A symlink is nothing more than a path wrapped up in a very small amount of filesystem magic. There are any number of ways it can become invalid ("broken"), most of which involve one or more files or directories getting renamed. Since Windows is consumer software, you may have a large number of very poorly designed programs running on a "typical" installation. As a result, this kind of breakage is a lot harder to avoid than on a server where (in theory) every program that touches the disk is a known quantity.

Shortcuts are immune to most forms of breakage since they track their targets independently of path. This makes them more user-friendly. They are specifically designed for consumers, with a "just do what I mean and don't bother me about the details" approach.

Now, you could use hard links for that (to some extent), but hard links have a number of complicated properties which make them unsuitable for consumer use. In particular, files get new inode numbers entirely too easily and some backup software breaks rather spectacularly when confronted with hard links.
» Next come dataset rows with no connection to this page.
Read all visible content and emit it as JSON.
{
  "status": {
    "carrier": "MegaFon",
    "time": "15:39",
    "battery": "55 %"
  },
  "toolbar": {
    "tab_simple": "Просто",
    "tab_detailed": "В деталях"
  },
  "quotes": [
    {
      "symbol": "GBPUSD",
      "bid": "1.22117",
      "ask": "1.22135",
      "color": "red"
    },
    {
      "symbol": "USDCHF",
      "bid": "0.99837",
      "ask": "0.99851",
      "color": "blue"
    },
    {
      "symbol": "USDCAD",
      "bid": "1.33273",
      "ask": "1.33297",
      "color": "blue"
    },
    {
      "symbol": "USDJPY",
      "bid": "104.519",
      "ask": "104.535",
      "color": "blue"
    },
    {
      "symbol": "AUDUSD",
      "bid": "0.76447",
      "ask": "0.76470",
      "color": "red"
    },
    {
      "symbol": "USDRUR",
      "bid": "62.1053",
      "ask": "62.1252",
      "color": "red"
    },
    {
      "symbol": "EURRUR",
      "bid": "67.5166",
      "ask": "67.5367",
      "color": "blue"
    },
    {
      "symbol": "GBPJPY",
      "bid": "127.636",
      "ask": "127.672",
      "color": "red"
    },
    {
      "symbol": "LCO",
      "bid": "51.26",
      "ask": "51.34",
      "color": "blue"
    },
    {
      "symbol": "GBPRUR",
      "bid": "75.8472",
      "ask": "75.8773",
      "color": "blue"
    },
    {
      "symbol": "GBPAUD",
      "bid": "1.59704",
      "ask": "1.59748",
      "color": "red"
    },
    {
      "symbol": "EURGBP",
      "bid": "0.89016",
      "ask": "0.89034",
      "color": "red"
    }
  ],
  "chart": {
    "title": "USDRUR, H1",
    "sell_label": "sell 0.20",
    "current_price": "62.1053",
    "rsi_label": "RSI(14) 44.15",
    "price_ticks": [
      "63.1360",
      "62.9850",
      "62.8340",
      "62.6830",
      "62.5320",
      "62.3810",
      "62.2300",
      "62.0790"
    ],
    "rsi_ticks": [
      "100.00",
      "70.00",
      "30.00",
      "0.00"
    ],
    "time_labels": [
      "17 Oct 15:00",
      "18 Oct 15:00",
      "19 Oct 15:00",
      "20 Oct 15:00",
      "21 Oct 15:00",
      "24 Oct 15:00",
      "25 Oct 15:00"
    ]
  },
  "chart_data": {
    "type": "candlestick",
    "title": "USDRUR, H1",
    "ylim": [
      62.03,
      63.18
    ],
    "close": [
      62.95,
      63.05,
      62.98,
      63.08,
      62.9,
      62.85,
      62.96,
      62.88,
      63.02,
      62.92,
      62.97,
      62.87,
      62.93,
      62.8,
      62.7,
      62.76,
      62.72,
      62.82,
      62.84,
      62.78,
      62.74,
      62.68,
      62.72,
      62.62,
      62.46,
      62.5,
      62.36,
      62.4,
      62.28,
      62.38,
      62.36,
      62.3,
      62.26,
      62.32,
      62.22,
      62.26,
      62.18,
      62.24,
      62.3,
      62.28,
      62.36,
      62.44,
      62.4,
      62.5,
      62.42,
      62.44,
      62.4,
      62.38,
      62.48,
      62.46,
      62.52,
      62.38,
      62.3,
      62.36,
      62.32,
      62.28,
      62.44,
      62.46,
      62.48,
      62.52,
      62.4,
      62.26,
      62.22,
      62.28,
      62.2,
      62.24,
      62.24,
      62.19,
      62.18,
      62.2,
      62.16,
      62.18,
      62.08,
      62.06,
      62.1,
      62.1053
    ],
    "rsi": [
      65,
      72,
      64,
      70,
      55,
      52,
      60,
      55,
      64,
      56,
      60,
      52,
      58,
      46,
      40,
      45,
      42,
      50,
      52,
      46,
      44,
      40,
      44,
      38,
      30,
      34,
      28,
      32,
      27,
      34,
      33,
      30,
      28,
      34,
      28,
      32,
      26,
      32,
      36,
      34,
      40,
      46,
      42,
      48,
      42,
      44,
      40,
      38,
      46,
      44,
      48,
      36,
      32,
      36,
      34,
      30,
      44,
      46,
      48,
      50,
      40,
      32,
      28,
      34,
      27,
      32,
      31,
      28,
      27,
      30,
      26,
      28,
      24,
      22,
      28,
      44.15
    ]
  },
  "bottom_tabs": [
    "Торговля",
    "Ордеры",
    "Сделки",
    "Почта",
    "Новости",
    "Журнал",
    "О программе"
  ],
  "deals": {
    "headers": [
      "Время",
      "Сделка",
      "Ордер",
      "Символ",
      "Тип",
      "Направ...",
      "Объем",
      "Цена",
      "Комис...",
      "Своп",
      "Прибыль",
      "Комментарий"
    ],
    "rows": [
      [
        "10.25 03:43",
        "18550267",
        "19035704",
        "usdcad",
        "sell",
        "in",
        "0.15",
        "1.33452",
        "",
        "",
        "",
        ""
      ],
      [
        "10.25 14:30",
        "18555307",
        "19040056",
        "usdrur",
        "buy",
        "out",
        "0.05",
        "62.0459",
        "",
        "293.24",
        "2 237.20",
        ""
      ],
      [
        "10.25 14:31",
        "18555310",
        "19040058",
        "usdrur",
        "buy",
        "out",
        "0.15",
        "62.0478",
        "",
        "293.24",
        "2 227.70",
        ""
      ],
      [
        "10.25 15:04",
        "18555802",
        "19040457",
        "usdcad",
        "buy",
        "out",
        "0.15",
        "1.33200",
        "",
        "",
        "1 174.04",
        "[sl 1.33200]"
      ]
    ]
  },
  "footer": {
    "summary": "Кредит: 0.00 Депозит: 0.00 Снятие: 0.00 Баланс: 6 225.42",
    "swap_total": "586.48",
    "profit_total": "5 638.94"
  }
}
The former could (perhaps) be solved with filesystem tunneling (which is in fact how shortcuts solve a related problem), but the latter is a much harder problem.

(I should probably also note that "solving" hard links with tunneling is decidedly nontrivial since it's not just a matter of reattaching metadata that's "gotten lost." Inodes are bound up in the disk allocation scheme, so you can't just arbitrarily merge or reassign them after the fact without a fair bit of legwork. Since shortcuts use other metadata that can be easily tunneled, like the creation time, they don't have this issue.)